Bafa Gölü Gezisi, İdadik kamp programı olarak düzenlenmiş bir etkinlik. Gezi Rehberimiz Yasemin Dağaçar Uysal’ın başarılı organizasyonu ile, çok uyumlu ve neşeli İdadik üyelerimizin birlikteliği sayesinde, baharla birlikte uyanan doğa içinde güzel bir haftasonu gezisi yaşadık. Göl kıyısındaki kampta deniz(!) havası aldık, yemyeşil çiçekli yamaçlarda kır havası; ve kışla vedalaştık.
18 Nisan 2015 Cumartesi sabahı Saat 8’de Alsancak Stadı kapısından hareket eden aracımızla, Selçuk Çamlık mevkiinde kısa bir kahvaltı molası verdikten sonra, öğleyin Kapıkırı Köyü göl kıyısında kamp yapacağımız Herakleia Lokantasına vardık. Oyalanmadan eşyalarımızı taşıdık ve üzerinde manastır kalıntıları olan adanın karşısındaki kıyıda çadırlarımızı kurduk.
Kamp yerinde biraz deniz(!) havası soluyarak dinlendikten sonra bir şeyler atıştırıp yürüyüş düzenine geçtik.
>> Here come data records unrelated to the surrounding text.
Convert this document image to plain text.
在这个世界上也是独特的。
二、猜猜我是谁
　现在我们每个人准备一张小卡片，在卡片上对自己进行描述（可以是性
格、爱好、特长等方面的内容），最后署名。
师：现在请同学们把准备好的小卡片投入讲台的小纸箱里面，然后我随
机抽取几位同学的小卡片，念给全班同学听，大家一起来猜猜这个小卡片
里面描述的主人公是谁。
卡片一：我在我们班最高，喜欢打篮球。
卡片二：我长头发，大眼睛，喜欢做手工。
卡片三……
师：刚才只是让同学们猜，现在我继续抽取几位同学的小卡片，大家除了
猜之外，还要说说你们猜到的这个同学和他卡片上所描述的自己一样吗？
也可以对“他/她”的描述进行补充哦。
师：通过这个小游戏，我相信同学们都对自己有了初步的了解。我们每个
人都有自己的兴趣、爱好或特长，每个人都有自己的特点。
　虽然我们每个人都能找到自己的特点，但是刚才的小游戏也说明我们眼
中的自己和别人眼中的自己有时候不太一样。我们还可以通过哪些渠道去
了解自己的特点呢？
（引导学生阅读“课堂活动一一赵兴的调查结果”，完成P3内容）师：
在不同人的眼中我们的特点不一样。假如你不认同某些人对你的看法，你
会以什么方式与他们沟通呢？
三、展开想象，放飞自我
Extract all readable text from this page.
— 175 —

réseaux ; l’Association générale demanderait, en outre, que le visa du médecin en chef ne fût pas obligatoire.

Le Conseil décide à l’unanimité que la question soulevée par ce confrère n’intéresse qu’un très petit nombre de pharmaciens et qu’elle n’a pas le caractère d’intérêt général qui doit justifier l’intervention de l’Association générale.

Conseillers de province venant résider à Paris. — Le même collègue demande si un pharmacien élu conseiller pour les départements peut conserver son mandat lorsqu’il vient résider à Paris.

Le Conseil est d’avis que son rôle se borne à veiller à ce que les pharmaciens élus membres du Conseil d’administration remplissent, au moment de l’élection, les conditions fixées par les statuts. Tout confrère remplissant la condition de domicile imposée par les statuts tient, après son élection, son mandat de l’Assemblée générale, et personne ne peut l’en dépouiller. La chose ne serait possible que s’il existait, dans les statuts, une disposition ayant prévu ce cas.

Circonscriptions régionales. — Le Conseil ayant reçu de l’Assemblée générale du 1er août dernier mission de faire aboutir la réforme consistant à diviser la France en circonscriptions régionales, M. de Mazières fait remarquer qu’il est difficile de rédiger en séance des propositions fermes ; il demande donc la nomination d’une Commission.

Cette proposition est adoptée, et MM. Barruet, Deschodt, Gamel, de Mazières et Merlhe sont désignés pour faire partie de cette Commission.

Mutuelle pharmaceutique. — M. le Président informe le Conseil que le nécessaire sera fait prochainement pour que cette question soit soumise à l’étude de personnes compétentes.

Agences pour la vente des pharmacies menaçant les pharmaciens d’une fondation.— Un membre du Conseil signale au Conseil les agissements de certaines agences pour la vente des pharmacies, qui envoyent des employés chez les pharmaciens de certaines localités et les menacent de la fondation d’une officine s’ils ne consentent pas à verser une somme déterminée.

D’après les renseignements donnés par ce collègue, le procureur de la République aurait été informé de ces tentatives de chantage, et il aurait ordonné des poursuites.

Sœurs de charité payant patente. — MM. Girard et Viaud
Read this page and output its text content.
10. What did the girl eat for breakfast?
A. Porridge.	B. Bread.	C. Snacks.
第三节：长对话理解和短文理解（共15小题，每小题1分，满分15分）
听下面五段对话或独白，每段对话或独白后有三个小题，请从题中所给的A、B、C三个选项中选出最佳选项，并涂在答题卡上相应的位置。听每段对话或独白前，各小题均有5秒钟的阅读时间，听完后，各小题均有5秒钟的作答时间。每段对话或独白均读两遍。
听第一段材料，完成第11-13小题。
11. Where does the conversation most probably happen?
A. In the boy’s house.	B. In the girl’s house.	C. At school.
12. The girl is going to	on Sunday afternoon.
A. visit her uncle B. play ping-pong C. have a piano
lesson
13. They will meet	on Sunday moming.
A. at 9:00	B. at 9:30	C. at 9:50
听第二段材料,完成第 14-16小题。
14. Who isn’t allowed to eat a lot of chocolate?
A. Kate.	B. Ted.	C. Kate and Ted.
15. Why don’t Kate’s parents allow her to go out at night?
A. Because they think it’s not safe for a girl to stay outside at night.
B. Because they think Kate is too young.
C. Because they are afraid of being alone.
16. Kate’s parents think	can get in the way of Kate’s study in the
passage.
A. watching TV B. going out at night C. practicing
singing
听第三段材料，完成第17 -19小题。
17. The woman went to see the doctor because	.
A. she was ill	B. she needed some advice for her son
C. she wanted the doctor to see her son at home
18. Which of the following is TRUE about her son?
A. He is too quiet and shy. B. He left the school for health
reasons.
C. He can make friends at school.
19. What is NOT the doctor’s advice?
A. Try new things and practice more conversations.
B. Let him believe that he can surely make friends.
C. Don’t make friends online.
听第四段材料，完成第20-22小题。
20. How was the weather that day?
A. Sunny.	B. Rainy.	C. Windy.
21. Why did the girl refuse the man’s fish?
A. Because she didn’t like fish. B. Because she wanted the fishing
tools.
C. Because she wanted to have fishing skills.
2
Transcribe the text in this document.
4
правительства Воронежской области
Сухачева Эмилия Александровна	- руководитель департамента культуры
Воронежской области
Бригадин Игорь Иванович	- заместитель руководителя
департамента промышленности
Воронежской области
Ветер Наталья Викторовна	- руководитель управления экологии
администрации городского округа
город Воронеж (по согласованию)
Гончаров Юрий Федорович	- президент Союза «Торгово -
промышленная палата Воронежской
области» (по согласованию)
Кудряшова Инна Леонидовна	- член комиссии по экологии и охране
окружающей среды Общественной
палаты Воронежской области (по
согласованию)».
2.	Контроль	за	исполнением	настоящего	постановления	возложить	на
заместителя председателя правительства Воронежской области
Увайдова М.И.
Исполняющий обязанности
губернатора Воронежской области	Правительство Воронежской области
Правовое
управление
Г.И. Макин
Bugün ilk etkinlik olarak, Rehberimiz Murat Filik önderliğinde, Gölyaka Köyü’nden başlıyarak, içinde Yediler Manastırı da bulunan antik Latmos kalıntılarının bulunduğu Manastır Tepesi’ne çıkacağız.
Gölyaka köyünün ortasındaki, bir yanında Atatürk Büstü bulunan, minicik meydanında araçtan indik. Dizinden rahatsız olan Serpil Tanrıkulu kampta kalmıştı, Burak Can Öztaş ve arkadaşları da kaya tırmanışına gitmişlerdi; kalan 10 kişi yürüyüşe başladık. Köyün eğimli yollarından dağa doğru ilerleyen toprak yolundan yükselirken, kimisi bakımlı kimisi döküntü karekteristik yöre evleri gördük. Bahar renkleri içindeki doğada, göl manzarası ile güzel fotoğraflar çektik.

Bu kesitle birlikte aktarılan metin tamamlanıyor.